From Wikipedia, the free encyclopedia

John Suppe (born 1942) is an American geologist who is Distinguished Professor of Geology at University of Houston and Princeton University.

Biography[edit]

He received his B.A. from University of California, Riverside in 1965, and his Ph.D. from Yale University in 1969. He joined the Princeton faculty in 1971, and was the chairman of the Department of Geology from 1991 to 1993. He transferred to emeritus status, and moved to Taiwan where he became a Distinguished Chair Research Professor at the National Taiwan University in 2007.[1]

Suppe's research specialties are structural geology and tectonics, and he is best known for his work on "fault-related folding" theories with his two classical papers "Geometry and kinematics of fault-bend folding" and "Geometry and kinematics of fault-propagation folding".[2] Additionally, Suppe is also well known for his extensive work on the formation of mountain belts with examples from California, Taiwan, and China.

Suppe has been former visiting professor at the National Taiwan University, the California Institute of Technology, Barcelona University, and Munich University.
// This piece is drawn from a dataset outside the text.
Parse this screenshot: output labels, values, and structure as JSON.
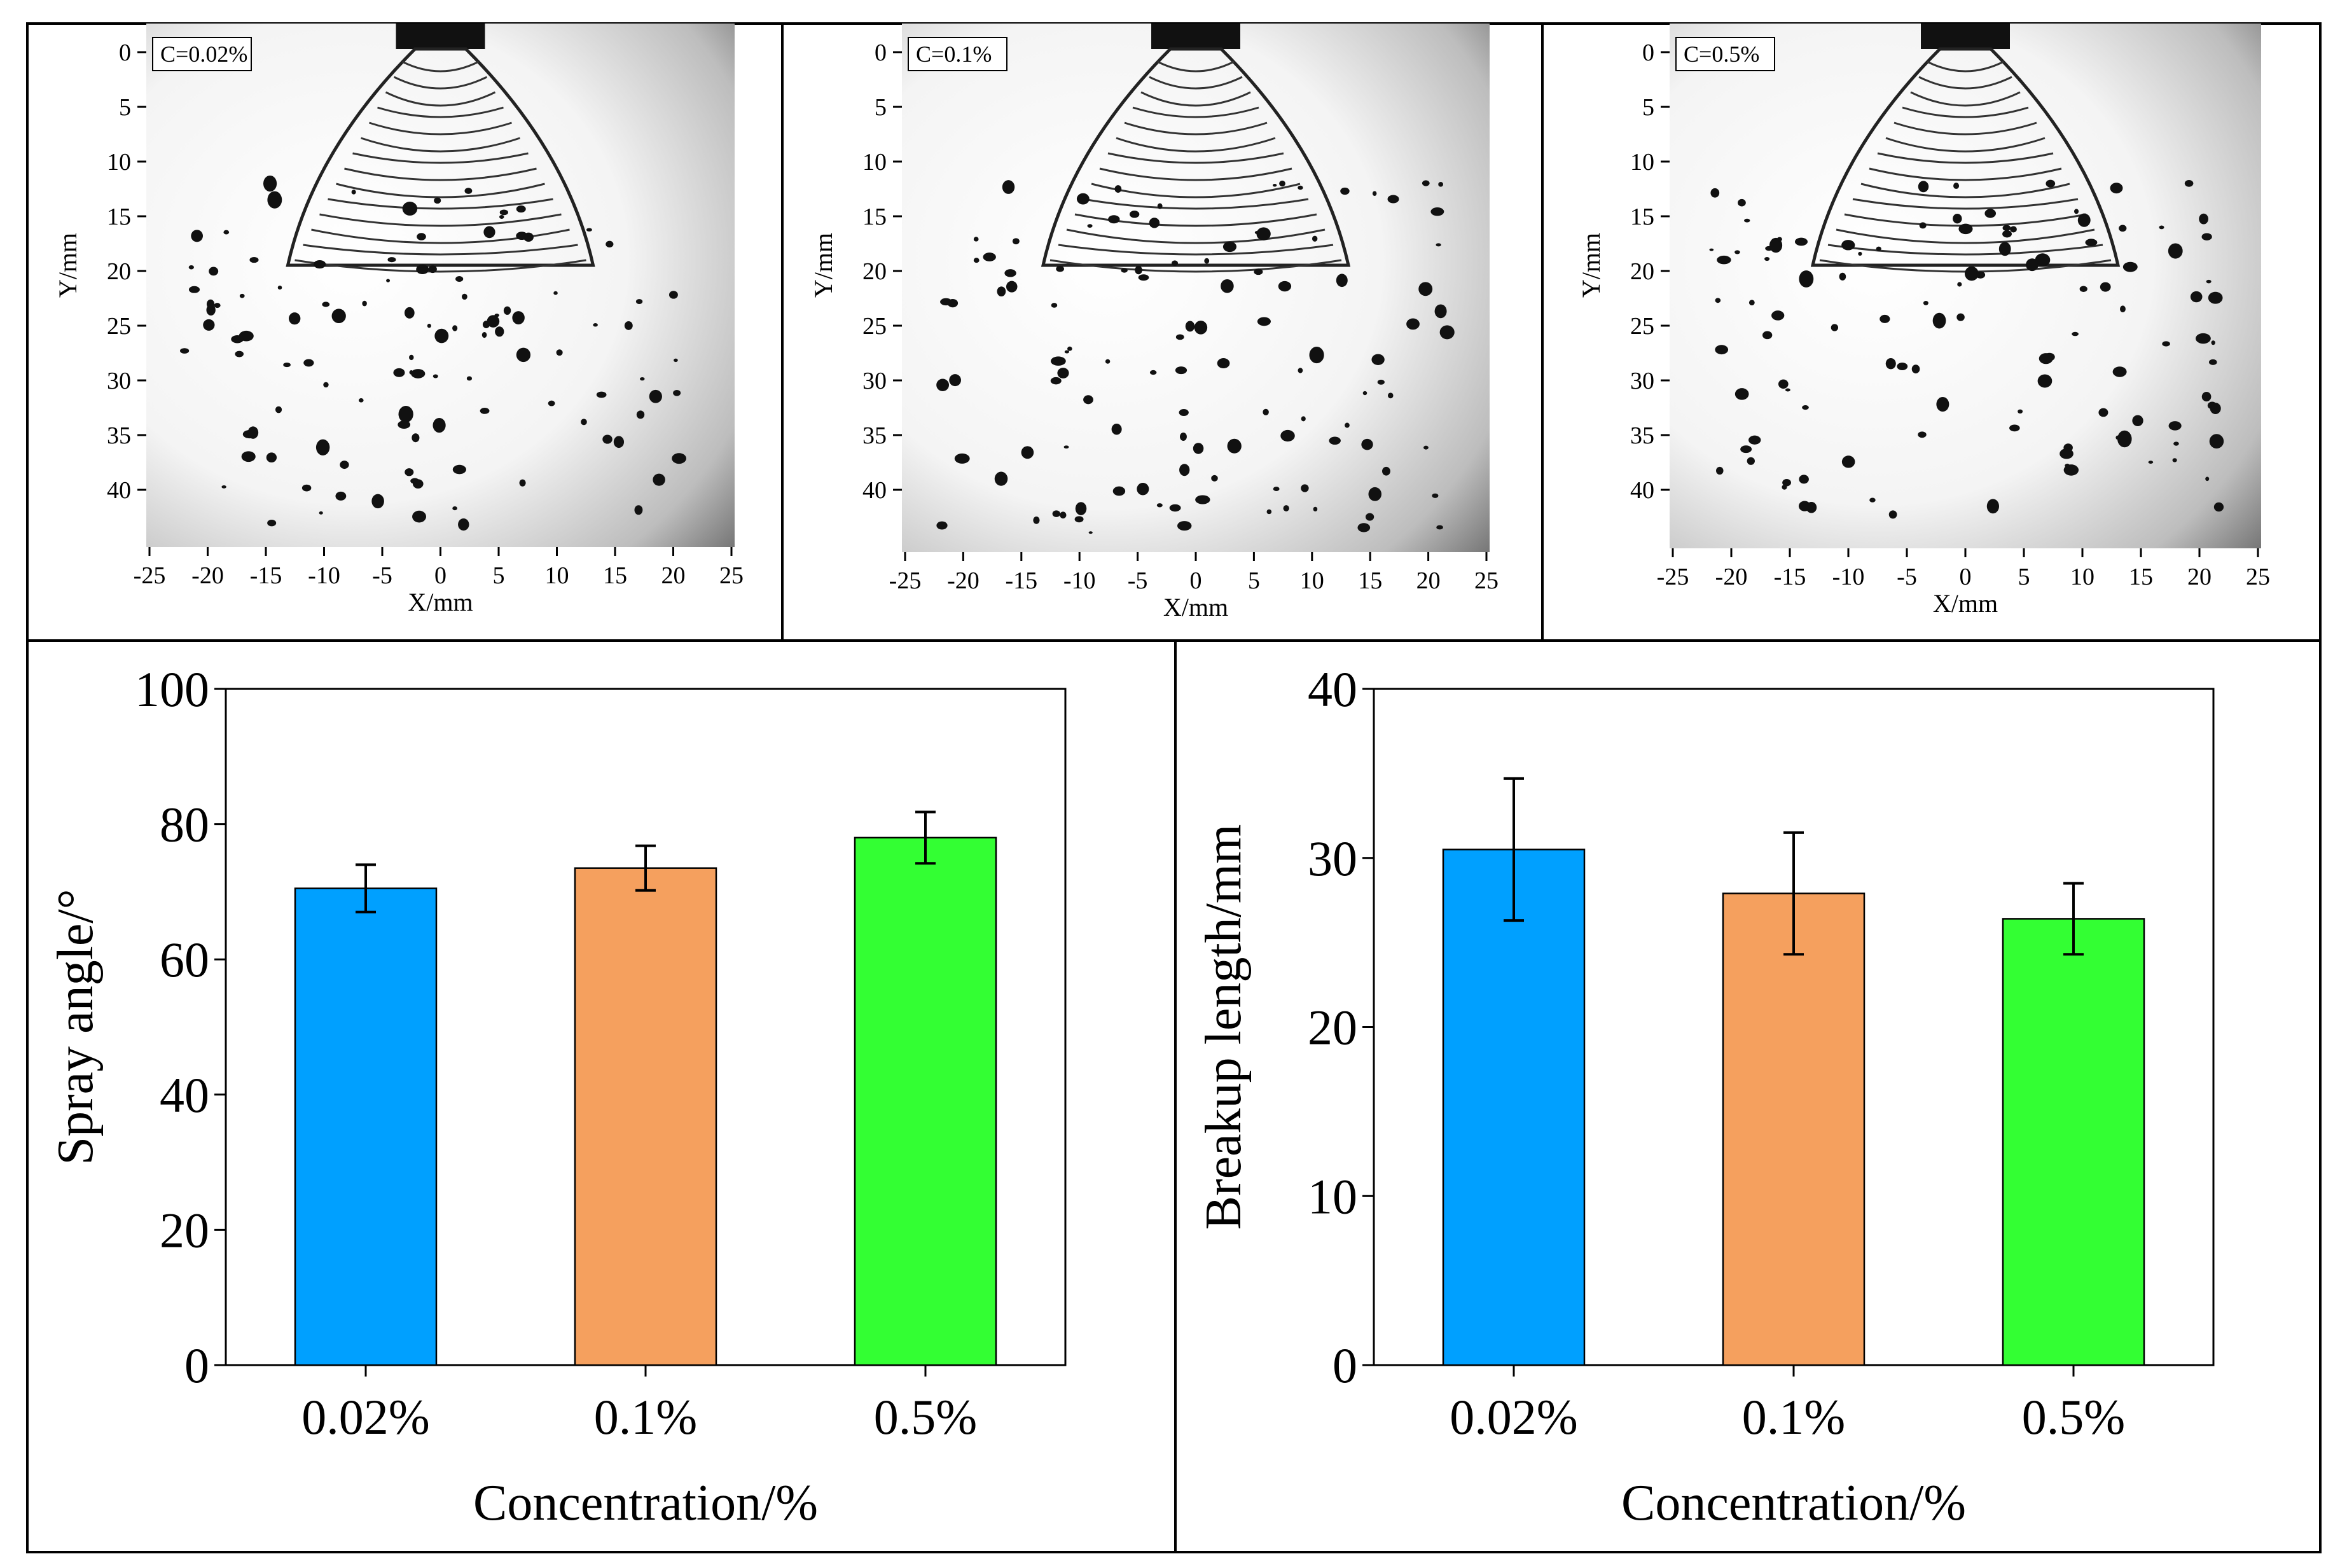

Furthermore he was a NASA Guest Investigator for the analysis of the Venus images from the Magellan mission.

John Suppe is also a Christian who has written on the relationship between science and religion in articles like Thoughts on the Epistemology of Christianity in Light of Science.[3]

Awards and honors[edit]

Among his awards and honors, he received the Best Publication Award in Structural Geology and Tectonics from the Geological Society of America in 1986 and 1996, the Alexander von Humboldt Foundation research prize in 2006, the Wilbur Lucius Cross Medal from the Yale Graduate School in 2007 and the Career Contribution Award in Structural Geology and Tectonics from the Geological Society of America in 2008. Suppe has been a member of the United States National Academy of Sciences since 1995. In 2019, Suppe was named a Fellow of the American Geophysical Union.[4]

References[edit]

  1. ^ Princeton Weekly Bulletin, Oct. 22, 2007 "Princeton University Office of Communications". Archived from the original on May 2, 2008. Retrieved 2016-03-31.
  2. ^ Geosciences People Archived December 10, 2010, at the Wayback Machine
  3. ^ Affiliation of Christian Geologists Archived October 26, 2010, at the Wayback Machine
  4. ^ Bell, Robin; Holmes, Mary (2019). "2019 Class of AGU Fellows Announced". Eos. 100. doi:10.1029/2019eo131029. Retrieved 2020-06-19.